Erich Fromm’un dediği gibi: “İnsanın kendisinden kopuşu, en tehlikeli yabancılaşma biçimidir.”
Kürt toplumu gibi uzun süre baskı, inkâr ve dışlanma altında yaşamış halklarda, bu yabancılaşma daha derin izler bırakır.
Toplum dış baskılara karşı direnirken, kendi içindeki kırılmaları fark edemez.
Birey, kimliğini savunmakla yükümlü hisseder ama çoğu zaman o kimliğin içinde nefes alamaz.
Kimliğini yaşamak, onu taşımaktan çok, onu ispat etmeye dönüşür.
Ve bu ispat çabası, bireyi kendisinden uzaklaştırır.

Kürt entelektüeli, sanatçısı, yazarı, her üretiminde bu iç gerilimi taşır. Hem ait olduğu toplumu görünür kılmak ister, hem de o toplumun onu görmediği gerçeğiyle yaşar. Bu çelişki, içte bir sessizliğe dönüşür.
İnsan, en çok kendi sesi duyulmadığında susar.

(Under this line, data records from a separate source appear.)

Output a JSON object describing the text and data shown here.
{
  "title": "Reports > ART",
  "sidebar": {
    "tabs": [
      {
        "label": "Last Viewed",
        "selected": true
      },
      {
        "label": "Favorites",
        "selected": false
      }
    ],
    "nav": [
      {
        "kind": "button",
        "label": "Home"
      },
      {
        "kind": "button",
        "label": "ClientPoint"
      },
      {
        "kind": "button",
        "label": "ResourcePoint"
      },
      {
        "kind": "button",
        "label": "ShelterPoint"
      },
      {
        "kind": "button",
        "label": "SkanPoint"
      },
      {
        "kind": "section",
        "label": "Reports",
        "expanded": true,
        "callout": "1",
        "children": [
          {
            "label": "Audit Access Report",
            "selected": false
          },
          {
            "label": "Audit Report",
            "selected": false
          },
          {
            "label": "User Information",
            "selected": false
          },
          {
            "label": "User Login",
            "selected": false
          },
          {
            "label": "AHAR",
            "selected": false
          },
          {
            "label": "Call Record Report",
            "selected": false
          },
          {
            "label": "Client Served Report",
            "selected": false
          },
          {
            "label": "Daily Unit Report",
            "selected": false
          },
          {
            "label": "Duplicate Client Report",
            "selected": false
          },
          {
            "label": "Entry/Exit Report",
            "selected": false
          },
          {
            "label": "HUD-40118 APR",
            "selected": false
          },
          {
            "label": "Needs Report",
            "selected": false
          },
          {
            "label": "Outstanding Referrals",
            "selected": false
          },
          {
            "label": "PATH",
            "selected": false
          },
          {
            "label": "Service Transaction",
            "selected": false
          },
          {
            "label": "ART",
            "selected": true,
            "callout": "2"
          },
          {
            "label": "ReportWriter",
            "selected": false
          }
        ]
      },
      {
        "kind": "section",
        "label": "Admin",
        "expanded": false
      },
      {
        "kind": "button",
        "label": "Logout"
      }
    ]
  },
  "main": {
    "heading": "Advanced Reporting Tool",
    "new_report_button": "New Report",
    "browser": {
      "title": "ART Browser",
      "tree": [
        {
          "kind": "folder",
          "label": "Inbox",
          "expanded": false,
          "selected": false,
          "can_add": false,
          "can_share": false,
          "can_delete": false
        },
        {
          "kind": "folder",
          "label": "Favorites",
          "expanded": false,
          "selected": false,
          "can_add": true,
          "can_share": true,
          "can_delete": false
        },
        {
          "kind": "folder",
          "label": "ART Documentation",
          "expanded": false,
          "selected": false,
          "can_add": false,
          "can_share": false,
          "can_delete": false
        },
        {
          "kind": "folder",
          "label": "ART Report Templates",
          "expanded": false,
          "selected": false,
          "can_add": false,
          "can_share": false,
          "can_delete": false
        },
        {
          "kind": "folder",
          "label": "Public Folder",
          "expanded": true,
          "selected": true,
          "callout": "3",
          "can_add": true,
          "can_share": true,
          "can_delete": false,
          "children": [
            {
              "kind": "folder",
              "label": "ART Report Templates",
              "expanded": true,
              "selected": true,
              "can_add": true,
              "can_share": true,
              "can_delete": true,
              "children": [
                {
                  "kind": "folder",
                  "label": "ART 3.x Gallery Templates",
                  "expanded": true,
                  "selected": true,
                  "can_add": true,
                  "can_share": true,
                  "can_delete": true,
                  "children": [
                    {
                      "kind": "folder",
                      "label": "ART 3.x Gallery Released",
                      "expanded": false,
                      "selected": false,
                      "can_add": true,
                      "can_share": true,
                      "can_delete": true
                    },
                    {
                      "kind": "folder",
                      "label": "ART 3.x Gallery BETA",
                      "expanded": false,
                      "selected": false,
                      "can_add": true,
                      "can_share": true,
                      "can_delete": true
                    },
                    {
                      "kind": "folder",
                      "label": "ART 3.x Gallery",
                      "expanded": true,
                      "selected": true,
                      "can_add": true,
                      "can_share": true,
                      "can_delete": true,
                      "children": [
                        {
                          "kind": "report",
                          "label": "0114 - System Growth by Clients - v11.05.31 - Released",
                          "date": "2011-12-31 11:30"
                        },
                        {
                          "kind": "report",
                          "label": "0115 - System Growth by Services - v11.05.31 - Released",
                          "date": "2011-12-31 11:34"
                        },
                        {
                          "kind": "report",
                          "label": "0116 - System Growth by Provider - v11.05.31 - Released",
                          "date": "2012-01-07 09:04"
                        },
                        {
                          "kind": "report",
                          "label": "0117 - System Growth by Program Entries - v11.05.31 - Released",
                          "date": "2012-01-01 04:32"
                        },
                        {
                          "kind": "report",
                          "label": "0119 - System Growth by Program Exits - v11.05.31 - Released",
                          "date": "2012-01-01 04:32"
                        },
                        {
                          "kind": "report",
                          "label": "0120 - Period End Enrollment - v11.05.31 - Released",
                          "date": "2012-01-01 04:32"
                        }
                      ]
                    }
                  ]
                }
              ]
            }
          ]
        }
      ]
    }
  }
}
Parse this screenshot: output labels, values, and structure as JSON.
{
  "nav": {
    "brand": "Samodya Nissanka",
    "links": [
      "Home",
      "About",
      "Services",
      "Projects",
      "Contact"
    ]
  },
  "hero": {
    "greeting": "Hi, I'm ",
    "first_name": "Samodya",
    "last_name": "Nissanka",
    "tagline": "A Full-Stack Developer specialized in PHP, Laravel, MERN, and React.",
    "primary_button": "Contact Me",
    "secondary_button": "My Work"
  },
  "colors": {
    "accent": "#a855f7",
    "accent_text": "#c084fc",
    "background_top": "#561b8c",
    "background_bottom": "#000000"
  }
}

Ve bir toplum, kendi sesini taşıyanları duymadığında, sessizce çürümeye başlar.

Duvarın Öteki Yüzü
Üç yıldı aynı duvara bakıyordu.
Bu kaçıncı üç yıldı?
Her sabah aynı gölge, aynı çatlak, aynı sessizlik.
Aynı gökyüzü.
Aynı bulut, aynı ezgiyle bir görünüp bir kayboluyordu…

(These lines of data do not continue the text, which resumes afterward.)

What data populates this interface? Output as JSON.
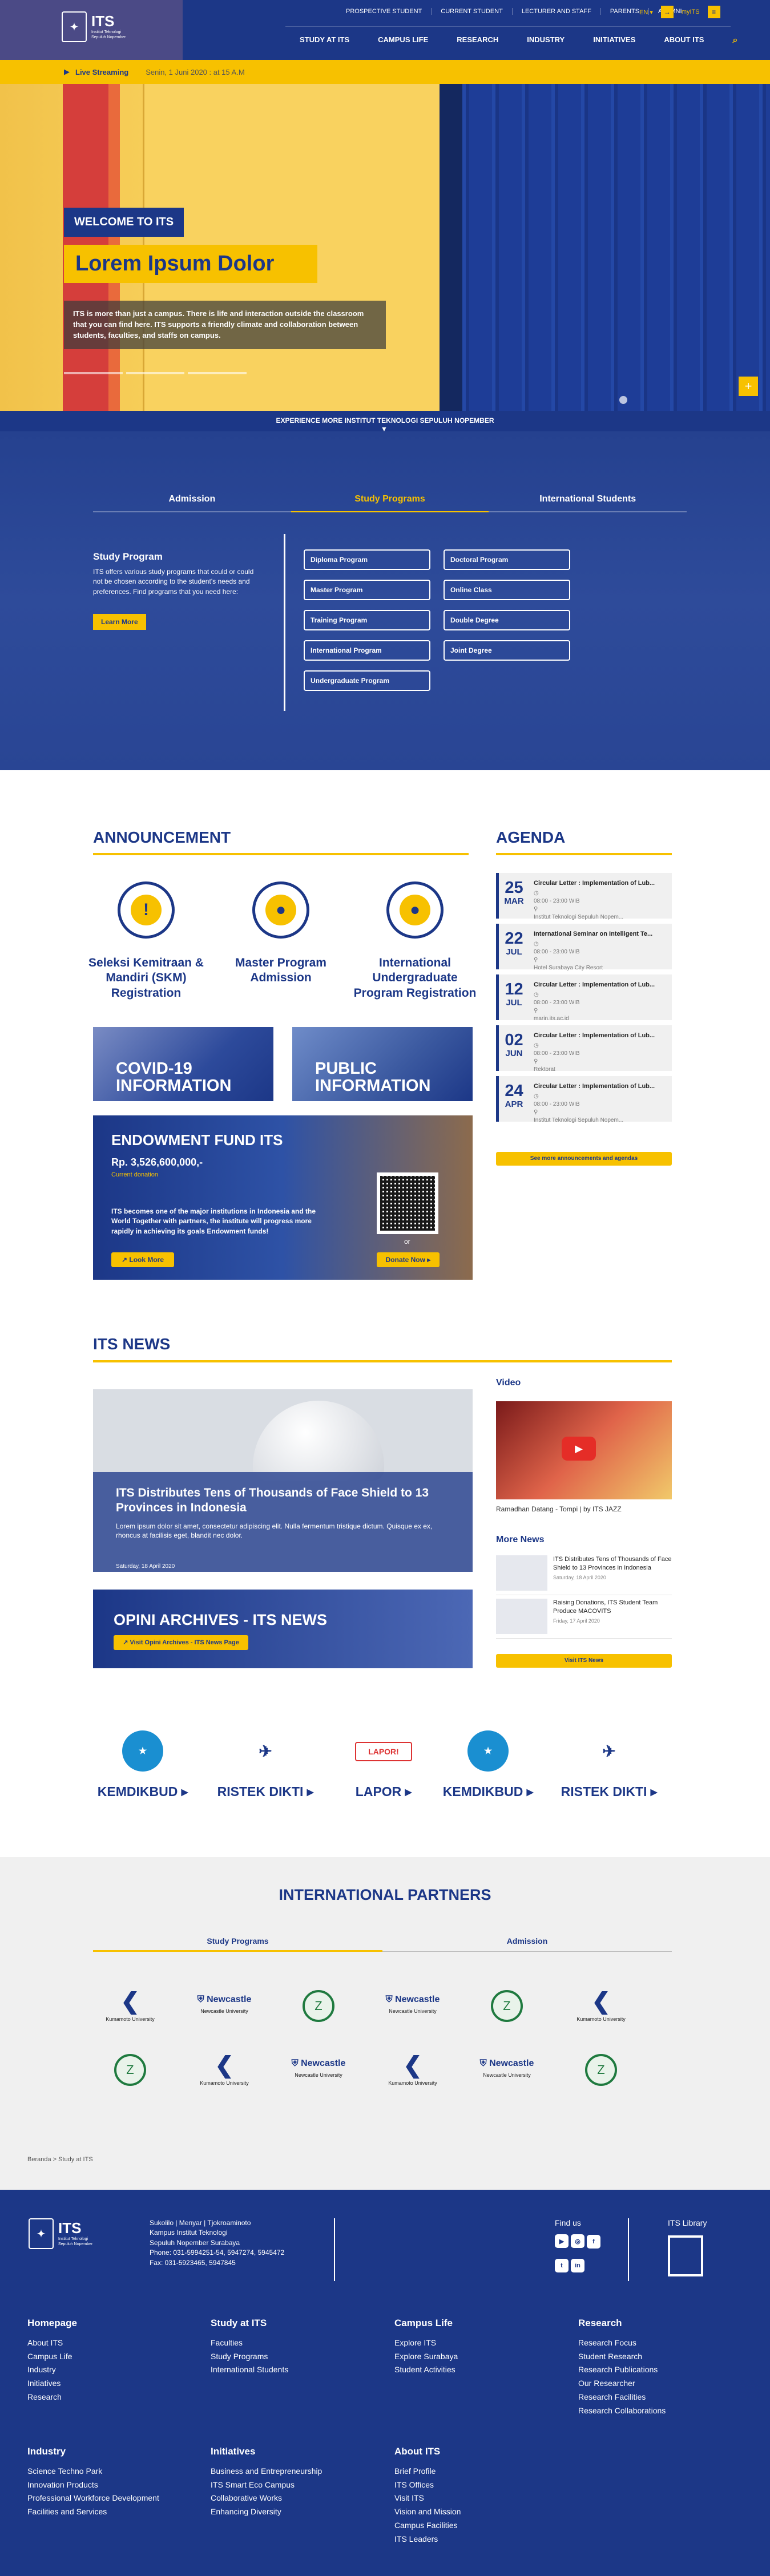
{
  "header": {
    "logo": {
      "text": "ITS",
      "sub": "Institut Teknologi Sepuluh Nopember"
    },
    "top_links": [
      "PROSPECTIVE STUDENT",
      "CURRENT STUDENT",
      "LECTURER AND STAFF",
      "PARENTS",
      "ALUMNI"
    ],
    "lang": "EN",
    "myits": "myITS",
    "main_nav": [
      "STUDY AT ITS",
      "CAMPUS LIFE",
      "RESEARCH",
      "INDUSTRY",
      "INITIATIVES",
      "ABOUT ITS"
    ]
  },
  "live": {
    "label": "Live Streaming",
    "event": "Senin, 1 Juni 2020 : at 15 A.M"
  },
  "hero": {
    "welcome": "WELCOME TO ITS",
    "title": "Lorem Ipsum Dolor",
    "desc": "ITS is more than just a campus. There is life and interaction outside the classroom that you can find here. ITS supports a friendly climate and collaboration between students, faculties, and staffs on campus.",
    "explore": "EXPERIENCE MORE INSTITUT TEKNOLOGI SEPULUH NOPEMBER"
  },
  "programs": {
    "tabs": [
      "Admission",
      "Study Programs",
      "International Students"
    ],
    "title": "Study Program",
    "desc": "ITS offers various study programs that could or could not be chosen according to the student's needs and preferences. Find programs that you need here:",
    "learn": "Learn More",
    "items": [
      "Diploma Program",
      "Doctoral Program",
      "Master Program",
      "Online Class",
      "Training Program",
      "Double Degree",
      "International Program",
      "Joint Degree",
      "Undergraduate Program"
    ]
  },
  "announcement": {
    "title": "ANNOUNCEMENT",
    "items": [
      "Seleksi Kemitraan & Mandiri (SKM) Registration",
      "Master Program Admission",
      "International Undergraduate Program Registration"
    ],
    "cards": [
      "COVID-19 INFORMATION",
      "PUBLIC INFORMATION"
    ]
  },
  "endowment": {
    "title": "ENDOWMENT FUND ITS",
    "amount": "Rp. 3,526,600,000,-",
    "caption": "Current donation",
    "desc": "ITS becomes one of the major institutions in Indonesia and the World Together with partners, the institute will progress more rapidly in achieving its goals Endowment funds!",
    "look": "Look More",
    "or": "or",
    "donate": "Donate Now"
  },
  "agenda": {
    "title": "AGENDA",
    "items": [
      {
        "d": "25",
        "m": "MAR",
        "t": "Circular Letter : Implementation of Lub...",
        "time": "08:00 - 23:00 WIB",
        "loc": "Institut Teknologi Sepuluh Nopem..."
      },
      {
        "d": "22",
        "m": "JUL",
        "t": "International Seminar on Intelligent Te...",
        "time": "08:00 - 23:00 WIB",
        "loc": "Hotel Surabaya City Resort"
      },
      {
        "d": "12",
        "m": "JUL",
        "t": "Circular Letter : Implementation of Lub...",
        "time": "08:00 - 23:00 WIB",
        "loc": "marin.its.ac.id"
      },
      {
        "d": "02",
        "m": "JUN",
        "t": "Circular Letter : Implementation of Lub...",
        "time": "08:00 - 23:00 WIB",
        "loc": "Rektorat"
      },
      {
        "d": "24",
        "m": "APR",
        "t": "Circular Letter : Implementation of Lub...",
        "time": "08:00 - 23:00 WIB",
        "loc": "Institut Teknologi Sepuluh Nopem..."
      }
    ],
    "more": "See more announcements and agendas"
  },
  "news": {
    "title": "ITS NEWS",
    "main_title": "ITS Distributes Tens of Thousands of Face Shield to 13 Provinces in Indonesia",
    "main_desc": "Lorem ipsum dolor sit amet, consectetur adipiscing elit. Nulla fermentum tristique dictum. Quisque ex ex, rhoncus at facilisis eget, blandit nec dolor.",
    "main_date": "Saturday, 18 April 2020",
    "opini": "OPINI ARCHIVES - ITS NEWS",
    "opini_btn": "Visit Opini Archives - ITS News Page",
    "video_title": "Video",
    "video_caption": "Ramadhan Datang - Tompi | by ITS JAZZ",
    "more_title": "More News",
    "more": [
      {
        "t": "ITS Distributes Tens of Thousands of Face Shield to 13 Provinces in Indonesia",
        "d": "Saturday, 18 April 2020"
      },
      {
        "t": "Raising Donations, ITS Student Team Produce MACOVITS",
        "d": "Friday, 17 April 2020"
      }
    ],
    "visit": "Visit ITS News"
  },
  "links": [
    "KEMDIKBUD",
    "RISTEK DIKTI",
    "LAPOR",
    "KEMDIKBUD",
    "RISTEK DIKTI"
  ],
  "partners": {
    "title": "INTERNATIONAL PARTNERS",
    "tabs": [
      "Study Programs",
      "Admission"
    ],
    "row1": [
      "Kumamoto University",
      "Newcastle University",
      "",
      "Newcastle University",
      "",
      "Kumamoto University"
    ],
    "row2": [
      "",
      "Kumamoto University",
      "Newcastle University",
      "Kumamoto University",
      "Newcastle University",
      ""
    ]
  },
  "breadcrumb": "Beranda > Study at ITS",
  "footer": {
    "address": [
      "Sukolilo | Menyar | Tjokroaminoto",
      "Kampus Institut Teknologi",
      "Sepuluh Nopember Surabaya",
      "Phone: 031-5994251-54, 5947274, 5945472",
      "Fax: 031-5923465, 5947845"
    ],
    "findus": "Find us",
    "library": "ITS Library",
    "cols": [
      {
        "h": "Homepage",
        "items": [
          "About ITS",
          "Campus Life",
          "Industry",
          "Initiatives",
          "Research"
        ]
      },
      {
        "h": "Study at ITS",
        "items": [
          "Faculties",
          "Study Programs",
          "International Students"
        ]
      },
      {
        "h": "Campus Life",
        "items": [
          "Explore ITS",
          "Explore Surabaya",
          "Student Activities"
        ]
      },
      {
        "h": "Research",
        "items": [
          "Research Focus",
          "Student Research",
          "Research Publications",
          "Our Researcher",
          "Research Facilities",
          "Research Collaborations"
        ]
      },
      {
        "h": "Industry",
        "items": [
          "Science Techno Park",
          "Innovation Products",
          "Professional Workforce Development",
          "Facilities and Services"
        ]
      },
      {
        "h": "Initiatives",
        "items": [
          "Business and Entrepreneurship",
          "ITS Smart Eco Campus",
          "Collaborative Works",
          "Enhancing Diversity"
        ]
      },
      {
        "h": "About ITS",
        "items": [
          "Brief Profile",
          "ITS Offices",
          "Visit ITS",
          "Vision and Mission",
          "Campus Facilities",
          "ITS Leaders"
        ]
      }
    ]
  }
}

Bir parça gökyüzü vermişlerdi ona; günde birkaç saat. Yorgan boyu kadar mavi ve dikdörtgen…
Ayak uzatılacak kadar bir gökyüzü!
Zaman akmıyordu; birikiyor, gün geçtikçe ağırlaşıyordu.
İstemsizce duvarı tanımaya çalışmıştı.
Taşları, taşların renk tonlarını, taşlardaki notaları! Örülme sırasındaki dengesizlikleri ezberlemişti.
Taş yerinde durmuyordu, her gün biraz daha eksiliyordu.
Gazetelerde adını yazan yoktu, dostlarının sesi kesilmişti.
Unutulmuştu.
Hatırlayanlar yorulmuştu.
Bir zamanlar yazdığı cümleler, konuştuğu meydanlar artık uzaktı.
Unutulmak, ölmekten daha beterdi.
Gece, hücredeki lambanın altında, duvara yaslanıp fısıldadı:
“Ben hâlâ burada mıyım?”
Ses geri dönmedi.
Duvarın içine sinmiş bir yankı vardı — boğuk, yorgun, kendi kendine çarpıp dağılan bir ses.
O an anladı:
Kendine yabancılaşmak, insanın kendi sesini duymayı unutmasıymış.
Kendine dönecek yer kalmadığında, dışarısı da anlamını yitirirmiş.
Bir insan, en çok kendi içinde kaybolur.